Behavioral/Systems/Cognitive
Neurogranin and Synaptic Plasticity
Kuo-Ping Huang, Freesia L. Huang, Tino Jäger, Junfa Li, Klaus G. Reymann, and Detlef Balschun
(see pages 10660-10669)
Location is everything in calcium signaling. Thus proteins that bind calcium, or calcium-binding proteins, are potential regulators of neuronal signaling. Neurogranin (Ng), a 78 aa peptide, is interesting in this regard. It binds calmodulin and, when phosphorylated, it enhances mobilization of calcium from internal stores. When bound to Ng, calmodulin is less apt to complex with calcium or calcium/calmodulin-dependent protein kinase II. Phosphorylation by protein kinase C also reduces Ng binding to calmodulin. This week, Huang et al. compared mice with two copies, one copy, or no copies of the Ng gene. Knock-out mice displayed impaired spatial learning (in a Morris water maze task), reduced long-term potentiation, and small calcium transients in CA1 pyramidal cells. The authors conclude that Ng normally buffers calmodulin, thereby increasing free intracellular calcium and boosting calcium-dependent synaptic potentiation.
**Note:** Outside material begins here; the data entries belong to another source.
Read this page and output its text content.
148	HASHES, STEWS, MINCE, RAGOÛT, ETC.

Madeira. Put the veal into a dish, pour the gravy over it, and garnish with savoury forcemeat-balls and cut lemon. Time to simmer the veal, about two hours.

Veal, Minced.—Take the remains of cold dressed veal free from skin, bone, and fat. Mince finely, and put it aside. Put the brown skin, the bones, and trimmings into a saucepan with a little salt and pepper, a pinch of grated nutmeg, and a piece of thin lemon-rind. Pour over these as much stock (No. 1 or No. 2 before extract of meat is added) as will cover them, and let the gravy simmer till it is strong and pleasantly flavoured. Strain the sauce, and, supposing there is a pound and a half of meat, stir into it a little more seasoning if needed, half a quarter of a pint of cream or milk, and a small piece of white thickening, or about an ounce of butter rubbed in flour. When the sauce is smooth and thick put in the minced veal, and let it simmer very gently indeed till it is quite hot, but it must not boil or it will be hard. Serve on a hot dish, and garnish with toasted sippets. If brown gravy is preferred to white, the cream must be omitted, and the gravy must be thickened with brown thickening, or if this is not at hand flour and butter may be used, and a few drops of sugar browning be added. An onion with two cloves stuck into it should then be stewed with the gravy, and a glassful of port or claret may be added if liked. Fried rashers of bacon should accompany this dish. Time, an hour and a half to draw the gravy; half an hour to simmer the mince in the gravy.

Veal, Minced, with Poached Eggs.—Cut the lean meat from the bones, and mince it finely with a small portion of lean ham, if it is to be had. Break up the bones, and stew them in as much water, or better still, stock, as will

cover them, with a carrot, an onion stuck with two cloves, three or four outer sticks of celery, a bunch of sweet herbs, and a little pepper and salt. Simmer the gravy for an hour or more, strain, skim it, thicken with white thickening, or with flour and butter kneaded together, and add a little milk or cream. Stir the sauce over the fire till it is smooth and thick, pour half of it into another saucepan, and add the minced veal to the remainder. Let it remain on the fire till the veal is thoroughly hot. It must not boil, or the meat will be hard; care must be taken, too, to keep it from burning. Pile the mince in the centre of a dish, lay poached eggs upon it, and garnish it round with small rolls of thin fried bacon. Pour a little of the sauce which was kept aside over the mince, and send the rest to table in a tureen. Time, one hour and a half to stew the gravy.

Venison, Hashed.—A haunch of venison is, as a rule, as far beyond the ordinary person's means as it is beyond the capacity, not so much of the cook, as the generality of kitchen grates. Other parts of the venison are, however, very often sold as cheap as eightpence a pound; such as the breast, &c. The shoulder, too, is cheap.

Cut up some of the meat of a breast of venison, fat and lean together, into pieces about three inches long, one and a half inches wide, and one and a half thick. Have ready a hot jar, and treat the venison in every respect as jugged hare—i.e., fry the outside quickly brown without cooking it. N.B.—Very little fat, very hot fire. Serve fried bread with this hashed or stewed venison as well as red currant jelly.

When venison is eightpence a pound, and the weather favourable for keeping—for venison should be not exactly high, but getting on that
Wild-type hippocampal neurons and dendrites expressed Ng at a much higher concentration than calmodulin, supporting such a “mass-action” mechanism.
Neurobiology of Disease
Neural Progenitor Cell Transplants in Niemann-Pick Mice
L. S. Shihabuddin, S. Numan, M. R. Huff, J. C. Dodge, J. Clarke, S. L. Macauley, W. Yang, T. V. Taksir, G. Parsons, M. A. Passini, F. H. Gage, and G. R. Stewart
(see pages 10642-10651)
Without acid sphingomyelinase (ASM), lysosomes accumulate excess sphingomyelin and cholesterol, resulting in the inherited type-A Niemann-Pick disease (NPD-A), a fatal childhood disorder with enlarged organs and neurodegeneration. Various therapeutic approaches have been tried in such storage diseases, and now neural progenitor cells (NPCs) are taking center stage. This week Shihabuddin et al. isolated NPCs from adult mouse forebrain and transduced them with a retroviral vector driving overexpression of human ASM (hASM). Once transplanted into the brains of mice lacking the ASM gene, the engineered cells migrated away from the injection site, differentiated into neurons, and survived for up to 10 weeks. In vitro, ASM activity released from gene-modified NPCs was fivefold higher than controls. Although immunostaining detected only low levels of hASM in vivo, PCR showed expression of ASM mRNA, and, most importantly, pathological accumulation of cholesterol was reduced, at least in the region to which the NPCs migrated. It's encouraging, but hurdles remain before this can become a treatment strategy for this disorder.
A, Transduced neuronal precursor cells express hASM (red) 1 week after selection. B, High magnification shows punctate lysosomal localization of hASM. Nuclei are counterstained blue with 4′,6′-diamidino-2-phenylindole. See the article by Shihabuddin et al. for details.